I want to create a simple gru which counts the number of ones in a sequence of 0s and 1s. Example

input = 100110, output = 3

input = 101, output = 2

input = 10001110101, output = 6

This is the way I have made my model.

```
class Counter(NN.Module):
def __init__(self, input_size,hidden_size, output_size):
super(Counter, self).__init__()
self.embed = NN.Embedding(input_size,hidden_size,)
self.hidden_size = hidden_size
self.output_size = output_size
self.gru = NN.GRU(hidden_size,hidden_size, batch_first = True,)
self.linear = NN.Linear(hidden_size, output_size)
def forward(self,inputs, hidden = 0):
embedded = self.embed(inputs)
gru_out, gru_hid = self.gru(embedded)
final_out = self.linear(gru_out[:,-1])
return final_out
```

Now I make an object of this class with input size = 2 (0 or 1 which goes in embedding), hidden size = 5, and output size = 1 (total count of 1s in the number).

The losses and optimizer are:

```
cc = Counter(2,5,1)
criterion = NN.MSELoss()
optimizer = optim.SGD(cc.parameters(),lr = 0.01)
```

I am making my inputs and outputs through this function:

```
def get_number(digits = 10):
ones = np.random.choice(digits)
l = [1 if i < ones else 0 for i in range(digits)]
l = np.random.permutation(l)
return l, ones
```

Now I am simply iterating multiple times to train.
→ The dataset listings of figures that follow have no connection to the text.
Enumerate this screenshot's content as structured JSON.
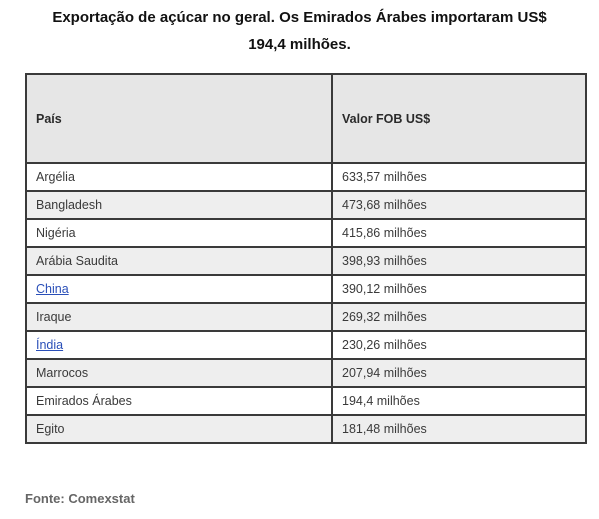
{
  "title": {
    "line1": "Exportação de açúcar no geral. Os Emirados Árabes importaram US$",
    "line2": "194,4 milhões."
  },
  "table": {
    "headers": [
      "País",
      "Valor FOB US$"
    ],
    "rows": [
      {
        "country": "Argélia",
        "value": "633,57 milhões",
        "link": false
      },
      {
        "country": "Bangladesh",
        "value": "473,68 milhões",
        "link": false
      },
      {
        "country": "Nigéria",
        "value": "415,86 milhões",
        "link": false
      },
      {
        "country": "Arábia Saudita",
        "value": "398,93 milhões",
        "link": false
      },
      {
        "country": "China",
        "value": "390,12 milhões",
        "link": true
      },
      {
        "country": "Iraque",
        "value": "269,32 milhões",
        "link": false
      },
      {
        "country": "Índia",
        "value": "230,26 milhões",
        "link": true
      },
      {
        "country": "Marrocos",
        "value": "207,94 milhões",
        "link": false
      },
      {
        "country": "Emirados Árabes",
        "value": "194,4 milhões",
        "link": false
      },
      {
        "country": "Egito",
        "value": "181,48 milhões",
        "link": false
      }
    ]
  },
  "source": "Fonte: Comexstat",
  "colors": {
    "header_bg": "#e6e6e6",
    "row_alt_bg": "#eeeeee",
    "border": "#3a3a3a",
    "link": "#2a4fb8"
  }
}
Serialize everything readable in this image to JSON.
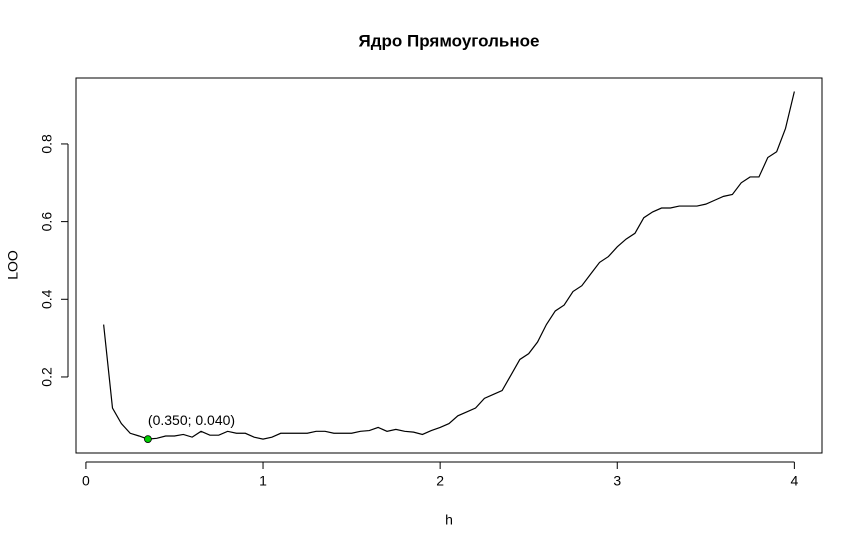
{
  "chart_data": {
    "type": "line",
    "title": "Ядро Прямоугольное",
    "xlabel": "h",
    "ylabel": "LOO",
    "x": [
      0.1,
      0.15,
      0.2,
      0.25,
      0.3,
      0.35,
      0.4,
      0.45,
      0.5,
      0.55,
      0.6,
      0.65,
      0.7,
      0.75,
      0.8,
      0.85,
      0.9,
      0.95,
      1.0,
      1.05,
      1.1,
      1.15,
      1.2,
      1.25,
      1.3,
      1.35,
      1.4,
      1.45,
      1.5,
      1.55,
      1.6,
      1.65,
      1.7,
      1.75,
      1.8,
      1.85,
      1.9,
      1.95,
      2.0,
      2.05,
      2.1,
      2.15,
      2.2,
      2.25,
      2.3,
      2.35,
      2.4,
      2.45,
      2.5,
      2.55,
      2.6,
      2.65,
      2.7,
      2.75,
      2.8,
      2.85,
      2.9,
      2.95,
      3.0,
      3.05,
      3.1,
      3.15,
      3.2,
      3.25,
      3.3,
      3.35,
      3.4,
      3.45,
      3.5,
      3.55,
      3.6,
      3.65,
      3.7,
      3.75,
      3.8,
      3.85,
      3.9,
      3.95,
      4.0
    ],
    "values": [
      0.335,
      0.12,
      0.08,
      0.055,
      0.048,
      0.04,
      0.042,
      0.048,
      0.048,
      0.052,
      0.045,
      0.06,
      0.05,
      0.05,
      0.06,
      0.055,
      0.055,
      0.045,
      0.04,
      0.045,
      0.055,
      0.055,
      0.055,
      0.055,
      0.06,
      0.06,
      0.055,
      0.055,
      0.055,
      0.06,
      0.062,
      0.07,
      0.06,
      0.065,
      0.06,
      0.058,
      0.052,
      0.062,
      0.07,
      0.08,
      0.1,
      0.11,
      0.12,
      0.145,
      0.155,
      0.165,
      0.205,
      0.245,
      0.26,
      0.29,
      0.335,
      0.37,
      0.385,
      0.42,
      0.435,
      0.465,
      0.495,
      0.51,
      0.535,
      0.555,
      0.57,
      0.61,
      0.625,
      0.635,
      0.635,
      0.64,
      0.64,
      0.64,
      0.645,
      0.655,
      0.665,
      0.67,
      0.7,
      0.715,
      0.715,
      0.765,
      0.78,
      0.84,
      0.935
    ],
    "color": "#000000",
    "highlight": {
      "x": 0.35,
      "y": 0.04,
      "label": "(0.350; 0.040)",
      "color": "#00cc00"
    },
    "xlim": [
      -0.056,
      4.156
    ],
    "ylim": [
      0.0042,
      0.9698
    ],
    "xticks": [
      0,
      1,
      2,
      3,
      4
    ],
    "yticks": [
      0.2,
      0.4,
      0.6,
      0.8
    ]
  }
}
I also used scheduler and decaying learning rate. But I am not getting any good results. All I get is some value (close to average value of ones).

```
digits = 10
for r in range(iterations):
cc.zero_grad()
inputs = []
labels = []
for b in range(batch_size):
p,q = get_number(digits)
inputs.append(p)
labels.append(q *1.0)
outputs = cc.forward(torch.tensor(inputs))
loss = criterion(outputs, torch.tensor(labels))
temp_loss.append(loss.data.numpy())
loss.backward()
optimizer.step()
```

So here, since digits = 10, therefore I will get a model which predicts some value close to 5 everytime.

I guess it has something to do with gru, hidden layer because that is something which is still unclear to me. Please help.